Figures 1 and 2 are configuration diagrams of conventional heat pump water heaters.
FIG. 3 is a block diagram of a heat pump water heater according to an embodiment of the present invention, FIG. 4 is a circuit diagram of the control circuit, and FIG. 6 is a characteristic diagram of water temperature and high pressure. 1... Compressor, 2... Condenser, 3...
... Throttle mechanism, 4... Evaporator, 6...
...Hot water tank, 12...High pressure detection sensor, 1
3...Water temperature sensor in the hot water tank, 18...

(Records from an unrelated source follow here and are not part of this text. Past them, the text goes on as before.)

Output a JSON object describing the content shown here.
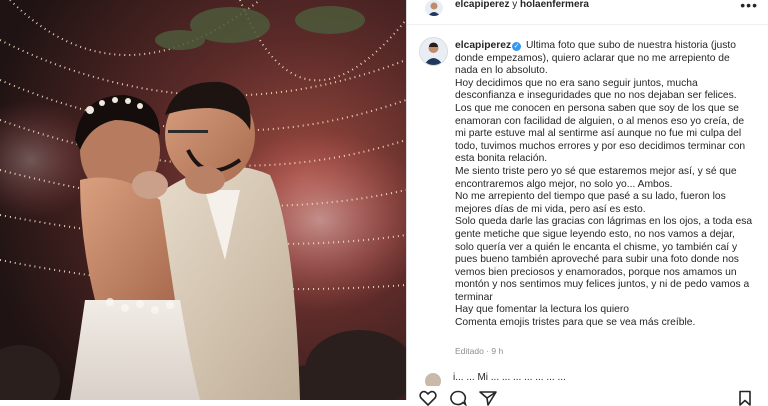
{
  "post": {
    "header_user1": "elcapiperez",
    "header_connector": " y ",
    "header_user2": "holaenfermera",
    "more_icon": "more-horizontal-icon"
  },
  "caption": {
    "username": "elcapiperez",
    "lines": [
      "Ultima foto que subo de nuestra historia (justo donde empezamos), quiero aclarar que no me arrepiento de nada en lo absoluto.",
      "Hoy decidimos que no era sano seguir juntos, mucha desconfianza e inseguridades que no nos dejaban ser felices. Los que me conocen en persona saben que soy de los que se enamoran con facilidad de alguien, o al menos eso yo creía, de mi parte estuve mal al sentirme así aunque no fue mi culpa del todo, tuvimos muchos errores y por eso decidimos terminar con esta bonita relación.",
      "Me siento triste pero yo sé que estaremos mejor así, y sé que encontraremos algo mejor, no solo yo... Ambos.",
      "No me arrepiento del tiempo que pasé a su lado, fueron los mejores días de mi vida, pero así es esto.",
      "Solo queda darle las gracias con lágrimas en los ojos, a toda esa gente metiche que sigue leyendo esto, no nos vamos a dejar, solo quería ver a quién le encanta el chisme, yo también caí y pues bueno también aproveché para subir una foto donde nos vemos bien preciosos y enamorados, porque nos amamos un montón y nos sentimos muy felices juntos, y ni de pedo vamos a terminar",
      "Hay que fomentar la lectura los quiero",
      "Comenta emojis tristes para que se vea más creíble."
    ],
    "meta": "Editado · 9 h"
  },
  "comment": {
    "text": "i... ... Mi ... ... ... ... ... ... ..."
  },
  "icons": {
    "like": "heart-icon",
    "comment": "comment-icon",
    "share": "share-icon",
    "save": "bookmark-icon"
  },
  "colors": {
    "verified": "#3897f0",
    "text": "#262626",
    "muted": "#8e8e8e"
  }
}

Control circuit section. Name of agent: Patent attorney Toshio Nakao and 1 other person No. 1
Figure 3 Figure 4

Claims (1)

[Claims] A heat pump high-pressure pressure detection sensor that regulates the shutdown of a heat pump water heater that heats water in a hot water storage tank using the heat of condensation of a heat pump condenser consisting of a compressor, a condenser, a throttle mechanism, and an evaporator; A heat pump water heater is provided with a sensor for detecting water temperature in a hot water storage tank to regulate restart of operation, and the high pressure sensor is configured to vary a set pressure value based on an electric signal.